The United States and Britain wish the Libyans good hunting in tracking down the elusive Colonel Qaddafi, but for them the ace of spades, as in the case of Saddam Hussein under analogous circumstances in Iraq, is Abdelbaset Ali Mohmed al-Megrahi.

Al-Megrahi, the mastermind of the Lockerbie bombing in 1988, was released from a Scottish prison two years ago when he supposedly had three months to live as a result of advanced prostate cancer. He has defied a medical prognosis that may have been "doctored". Ironically, the patient is being treated in Libya by a British drug that is still not available to British patients under the National Health Service.

American political leaders from both parties urged the insurgents, soon to become rulers of Libya, to hand over al Megrahi. According to Senator Charles Schumer, such an extradition would "send a strong statement to the world…Two years after an incorrect medical prognosis prompted his release from prison, the Lockerbie bomber is not only alive and well, but seems to have even outlived the Qaddafi regime,” continued the senator.

Republican presidential candidate Mitt Romney called upon the Libyans to arrest and extradite al-Megrahi "so justice can finally be done." Romney and the American Justice Department want to try him in the United States

However, the United States is not the only contestant in the race.
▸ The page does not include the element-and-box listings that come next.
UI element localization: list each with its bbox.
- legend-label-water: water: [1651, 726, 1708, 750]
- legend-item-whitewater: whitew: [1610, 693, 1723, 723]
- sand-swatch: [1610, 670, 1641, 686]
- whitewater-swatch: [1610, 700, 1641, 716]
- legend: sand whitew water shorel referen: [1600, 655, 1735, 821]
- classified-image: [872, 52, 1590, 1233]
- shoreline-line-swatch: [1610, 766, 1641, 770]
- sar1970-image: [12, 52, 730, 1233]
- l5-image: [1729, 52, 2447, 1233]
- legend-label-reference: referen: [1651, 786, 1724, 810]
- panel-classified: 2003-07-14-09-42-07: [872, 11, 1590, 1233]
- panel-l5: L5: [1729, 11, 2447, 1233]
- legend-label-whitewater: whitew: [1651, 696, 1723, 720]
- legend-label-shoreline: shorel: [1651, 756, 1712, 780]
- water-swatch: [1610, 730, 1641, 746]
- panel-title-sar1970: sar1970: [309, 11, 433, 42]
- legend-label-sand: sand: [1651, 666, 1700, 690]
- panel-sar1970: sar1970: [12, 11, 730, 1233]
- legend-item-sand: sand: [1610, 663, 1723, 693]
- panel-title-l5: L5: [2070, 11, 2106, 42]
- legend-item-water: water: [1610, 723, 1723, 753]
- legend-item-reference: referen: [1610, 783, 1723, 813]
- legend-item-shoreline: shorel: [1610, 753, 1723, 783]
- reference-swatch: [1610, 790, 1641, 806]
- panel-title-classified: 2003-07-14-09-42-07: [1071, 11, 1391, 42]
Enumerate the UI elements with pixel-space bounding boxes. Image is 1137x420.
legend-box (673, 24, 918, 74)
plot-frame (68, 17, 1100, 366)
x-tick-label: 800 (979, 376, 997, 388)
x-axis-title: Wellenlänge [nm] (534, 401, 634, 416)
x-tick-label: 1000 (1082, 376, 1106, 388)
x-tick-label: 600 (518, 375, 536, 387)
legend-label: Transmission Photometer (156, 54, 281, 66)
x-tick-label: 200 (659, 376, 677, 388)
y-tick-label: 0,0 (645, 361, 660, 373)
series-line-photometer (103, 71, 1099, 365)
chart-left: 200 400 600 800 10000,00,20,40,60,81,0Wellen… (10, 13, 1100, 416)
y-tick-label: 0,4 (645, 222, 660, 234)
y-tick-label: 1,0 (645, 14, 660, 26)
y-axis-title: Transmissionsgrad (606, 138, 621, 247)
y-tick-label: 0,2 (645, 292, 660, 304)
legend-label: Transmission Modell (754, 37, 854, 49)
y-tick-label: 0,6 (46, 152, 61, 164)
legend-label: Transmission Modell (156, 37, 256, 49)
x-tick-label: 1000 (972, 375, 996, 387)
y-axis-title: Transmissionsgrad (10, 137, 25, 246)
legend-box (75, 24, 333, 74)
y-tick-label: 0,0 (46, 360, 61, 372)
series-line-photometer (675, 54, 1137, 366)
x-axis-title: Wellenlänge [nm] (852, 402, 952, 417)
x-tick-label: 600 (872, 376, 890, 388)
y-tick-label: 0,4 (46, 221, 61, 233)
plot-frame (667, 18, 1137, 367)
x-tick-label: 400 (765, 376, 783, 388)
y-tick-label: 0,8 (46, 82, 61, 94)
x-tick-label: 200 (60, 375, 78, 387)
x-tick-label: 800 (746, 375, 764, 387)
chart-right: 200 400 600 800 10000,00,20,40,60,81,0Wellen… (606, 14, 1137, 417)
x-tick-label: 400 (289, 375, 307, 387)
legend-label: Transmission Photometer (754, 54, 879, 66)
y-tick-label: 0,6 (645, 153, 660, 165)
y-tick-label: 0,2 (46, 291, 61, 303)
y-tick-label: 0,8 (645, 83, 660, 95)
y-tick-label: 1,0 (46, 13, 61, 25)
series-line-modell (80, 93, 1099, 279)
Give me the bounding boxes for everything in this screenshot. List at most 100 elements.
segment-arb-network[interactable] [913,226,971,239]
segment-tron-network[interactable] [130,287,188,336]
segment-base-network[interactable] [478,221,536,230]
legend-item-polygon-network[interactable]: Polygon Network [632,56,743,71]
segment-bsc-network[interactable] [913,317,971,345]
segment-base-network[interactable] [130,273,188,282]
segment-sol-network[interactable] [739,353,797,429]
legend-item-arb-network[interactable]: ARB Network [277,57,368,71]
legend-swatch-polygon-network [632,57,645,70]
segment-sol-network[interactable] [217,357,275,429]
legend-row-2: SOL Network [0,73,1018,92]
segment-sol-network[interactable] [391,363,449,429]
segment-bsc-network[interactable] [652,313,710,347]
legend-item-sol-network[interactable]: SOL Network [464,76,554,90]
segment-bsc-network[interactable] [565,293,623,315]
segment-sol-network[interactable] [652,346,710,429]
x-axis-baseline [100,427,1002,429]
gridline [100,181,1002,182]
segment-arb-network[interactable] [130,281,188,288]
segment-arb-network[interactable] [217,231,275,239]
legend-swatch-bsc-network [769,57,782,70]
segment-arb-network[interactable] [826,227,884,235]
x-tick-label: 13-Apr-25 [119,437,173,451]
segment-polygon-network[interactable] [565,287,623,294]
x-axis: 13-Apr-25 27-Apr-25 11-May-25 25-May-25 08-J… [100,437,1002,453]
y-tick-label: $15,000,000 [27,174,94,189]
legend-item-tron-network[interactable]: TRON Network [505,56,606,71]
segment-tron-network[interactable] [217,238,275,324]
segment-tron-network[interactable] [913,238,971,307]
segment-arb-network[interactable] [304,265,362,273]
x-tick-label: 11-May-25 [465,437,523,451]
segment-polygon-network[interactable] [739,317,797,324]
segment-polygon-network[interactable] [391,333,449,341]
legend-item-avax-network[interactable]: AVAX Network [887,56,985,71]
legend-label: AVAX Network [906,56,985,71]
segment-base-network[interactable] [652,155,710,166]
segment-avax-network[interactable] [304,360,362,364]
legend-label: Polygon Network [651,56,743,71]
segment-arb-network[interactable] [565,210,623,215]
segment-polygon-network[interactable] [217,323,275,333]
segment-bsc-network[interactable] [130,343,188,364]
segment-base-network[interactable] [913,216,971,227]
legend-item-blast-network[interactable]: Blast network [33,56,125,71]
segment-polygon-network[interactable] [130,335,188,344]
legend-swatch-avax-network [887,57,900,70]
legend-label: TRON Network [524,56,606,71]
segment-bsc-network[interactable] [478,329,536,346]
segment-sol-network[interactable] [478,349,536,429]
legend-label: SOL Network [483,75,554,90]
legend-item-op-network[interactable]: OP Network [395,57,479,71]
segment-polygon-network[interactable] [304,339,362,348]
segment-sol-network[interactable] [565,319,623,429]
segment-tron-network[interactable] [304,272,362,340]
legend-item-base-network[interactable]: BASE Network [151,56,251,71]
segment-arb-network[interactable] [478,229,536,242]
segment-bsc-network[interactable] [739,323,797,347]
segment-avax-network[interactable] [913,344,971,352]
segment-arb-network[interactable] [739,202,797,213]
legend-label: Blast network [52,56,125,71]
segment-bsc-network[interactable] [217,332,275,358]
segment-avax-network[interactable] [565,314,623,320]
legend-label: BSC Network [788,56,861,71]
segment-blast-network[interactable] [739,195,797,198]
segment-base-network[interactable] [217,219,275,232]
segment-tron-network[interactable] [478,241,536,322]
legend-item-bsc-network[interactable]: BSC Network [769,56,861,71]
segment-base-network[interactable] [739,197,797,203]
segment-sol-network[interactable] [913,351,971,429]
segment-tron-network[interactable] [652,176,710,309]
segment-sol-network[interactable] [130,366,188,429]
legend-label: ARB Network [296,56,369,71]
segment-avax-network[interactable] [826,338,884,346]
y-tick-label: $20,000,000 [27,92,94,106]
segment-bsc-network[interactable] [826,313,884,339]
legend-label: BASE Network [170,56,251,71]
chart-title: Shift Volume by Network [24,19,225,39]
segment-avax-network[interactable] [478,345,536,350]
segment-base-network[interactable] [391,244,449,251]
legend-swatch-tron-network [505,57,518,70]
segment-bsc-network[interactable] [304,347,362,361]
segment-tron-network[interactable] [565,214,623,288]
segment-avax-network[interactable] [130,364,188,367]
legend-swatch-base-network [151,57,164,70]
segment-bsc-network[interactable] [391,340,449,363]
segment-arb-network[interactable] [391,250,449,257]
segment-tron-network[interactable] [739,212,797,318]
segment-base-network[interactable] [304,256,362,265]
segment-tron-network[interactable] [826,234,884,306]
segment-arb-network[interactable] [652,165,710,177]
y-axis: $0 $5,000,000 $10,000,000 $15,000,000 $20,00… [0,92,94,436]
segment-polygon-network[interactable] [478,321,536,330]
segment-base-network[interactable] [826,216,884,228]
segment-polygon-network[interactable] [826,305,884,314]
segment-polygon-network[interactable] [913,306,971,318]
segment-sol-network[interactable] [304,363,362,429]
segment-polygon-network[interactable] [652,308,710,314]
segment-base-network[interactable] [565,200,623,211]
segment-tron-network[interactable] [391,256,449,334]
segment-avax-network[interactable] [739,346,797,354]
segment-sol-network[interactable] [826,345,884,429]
British Prime Minister David Cameron wants to see him returned to his jail cell in Scotland and through a spokeswoman expressed his regrets over the continuing anguish, pain and suffering that the release of Megrahi has caused .and his personal view is that he thinks it was wrong that he was released."

For the Americans it could be another bin Laden moment, demonstrating that America will relentlessly pursue people who have killed American citizens. This is one of the few issues that unites the Obama Administration and its opponents.

For the British government, a more complex range of motives is in play. Although one can take David Cameron at his word when he claimed that the release was a travesty of justice, there are undeniable political dividends.

The return of Al-Megrahi to a British cell would represent payback to a person who made the British government into a laughingstock but it would also be a way to get back at the Scotland's leader, Scottish Nationalist Alec Salmond and at Labour who according to reports looked favorably on Al-Megrahi's release in the expectation that it would facilitate British economic interests in Qaddafi's Libya.

A note of comic relief was also inserted by reports that al-Megrahi had also run afoul of the parole board bureaucracy. The East Renfrewshire Council has been unable to contact al-Megrahi. The terms of the release stipulated that the former prisoner had to make contact and provide monthly medical reports and stay in touch via telephone or video link.

He also was prohibited from leaving Libya without permission from East Renfrewshire officials. Al-Megrahi is therefore on notice to beware: Not only is he being hunted by US Navy SEALs and British SAS forces. but by the East Renfrewshire parole board as well.